Ready to get started with introducing Greek and Latin roots in your classroom? Keep reading for the ultimate quick guide to teaching Greek and Latin roots.
What are Greek and latin roots?
Before you jump into teaching Greek and Latin roots, it’s important that your students know what roots are.
A root is a basic or central part of something, which is often the beginning point of a word. It’s the part of a word that is left when all the suffixes, prefixes, and other modifications have been taken away. Many English words can be traced back to Greek, Latin, and/or French. Knowing these root words will help students when they inevitably come across unfamiliar vocabulary – whether it’s during class or recreational reading.
How to teach greek and latin roots
I’m a big believer in repetition. When teaching the class mentioned earlier, we followed the same routine/format.

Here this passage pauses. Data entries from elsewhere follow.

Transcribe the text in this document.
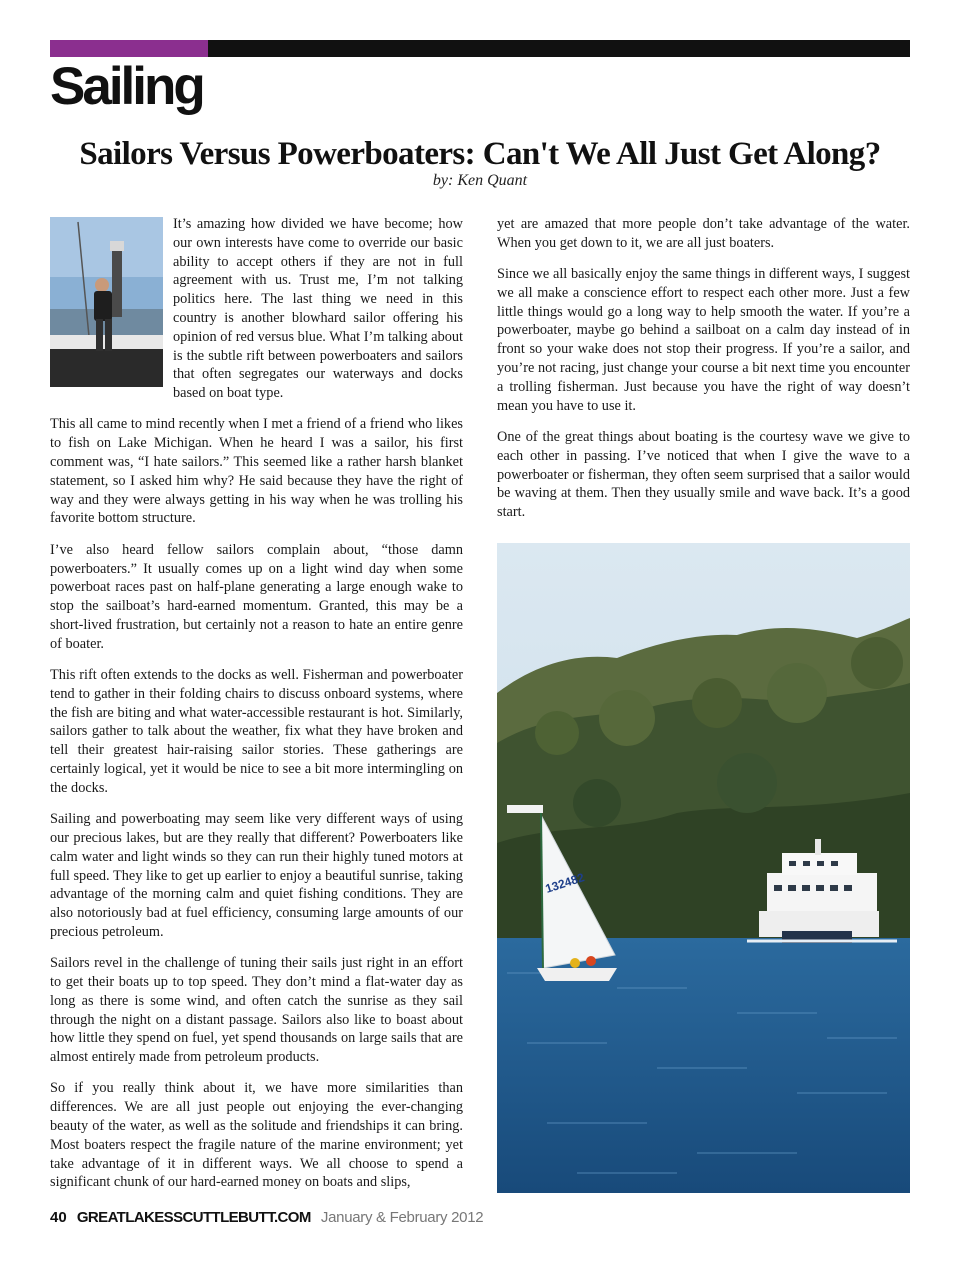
Sailing
Sailors Versus Powerboaters: Can't We All Just Get Along?
by: Ken Quant

It’s amazing how divided we have become; how our own interests have come to override our basic ability to accept others if they are not in full agreement with us. Trust me, I’m not talking politics here. The last thing we need in this country is another blowhard sailor offering his opinion of red versus blue. What I’m talking about is the subtle rift between powerboaters and sailors that often segregates our waterways and docks based on boat type.

This all came to mind recently when I met a friend of a friend who likes to fish on Lake Michigan. When he heard I was a sailor, his first comment was, “I hate sailors.” This seemed like a rather harsh blanket statement, so I asked him why? He said because they have the right of way and they were always getting in his way when he was trolling his favorite bottom structure.

I’ve also heard fellow sailors complain about, “those damn powerboaters.” It usually comes up on a light wind day when some powerboat races past on half-plane generating a large enough wake to stop the sailboat’s hard-earned momentum. Granted, this may be a short-lived frustration, but certainly not a reason to hate an entire genre of boater.

This rift often extends to the docks as well. Fisherman and powerboater tend to gather in their folding chairs to discuss onboard systems, where the fish are biting and what water-accessible restaurant is hot. Similarly, sailors gather to talk about the weather, fix what they have broken and tell their greatest hair-raising sailor stories. These gatherings are certainly logical, yet it would be nice to see a bit more intermingling on the docks.

Sailing and powerboating may seem like very different ways of using our precious lakes, but are they really that different? Powerboaters like calm water and light winds so they can run their highly tuned motors at full speed. They like to get up earlier to enjoy a beautiful sunrise, taking advantage of the morning calm and quiet fishing conditions. They are also notoriously bad at fuel efficiency, consuming large amounts of our precious petroleum.

Sailors revel in the challenge of tuning their sails just right in an effort to get their boats up to top speed. They don’t mind a flat-water day as long as there is some wind, and often catch the sunrise as they sail through the night on a distant passage. Sailors also like to boast about how little they spend on fuel, yet spend thousands on large sails that are almost entirely made from petroleum products.

So if you really think about it, we have more similarities than differences. We are all just people out enjoying the ever-changing beauty of the water, as well as the solitude and friendships it can bring. Most boaters respect the fragile nature of the marine environment; yet take advantage of it in different ways. We all choose to spend a significant chunk of our hard-earned money on boats and slips,

yet are amazed that more people don’t take advantage of the water. When you get down to it, we are all just boaters.

Since we all basically enjoy the same things in different ways, I suggest we all make a conscience effort to respect each other more. Just a few little things would go a long way to help smooth the water. If you’re a powerboater, maybe go behind a sailboat on a calm day instead of in front so your wake does not stop their progress. If you’re a sailor, and you’re not racing, just change your course a bit next time you encounter a trolling fisherman. Just because you have the right of way doesn’t mean you have to use it.

One of the great things about boating is the courtesy wave we give to each other in passing. I’ve noticed that when I give the wave to a powerboater or fisherman, they often seem surprised that a sailor would be waving at them. Then they usually smile and wave back. It’s a good start.

132482
40 GREATLAKESSCUTTLEBUTT.COM January & February 2012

Every class period (which was once a week), we would review that week’s list. Students completed their copy of notes as I reviewed the presentation. Each note page contained:
- Illustration of one word using the root
- Original sentence
- Examples from presentation
- Space for students to come up with their own example
- I allowed them to Google this if they were struggling. It led to some interesting finds and introduced everyone to new words.
After the notes were completed, students completed an exercise using the words. The exercises rotated based on the list. Sometimes it was a crossword puzzle. Sometimes a word scramble or cryptogram. Other times students had to match words and definitions, identify words based on their knowledge of the roots, and write a paragraph.
So there you have it. My simple process for teaching Greek and Latin roots.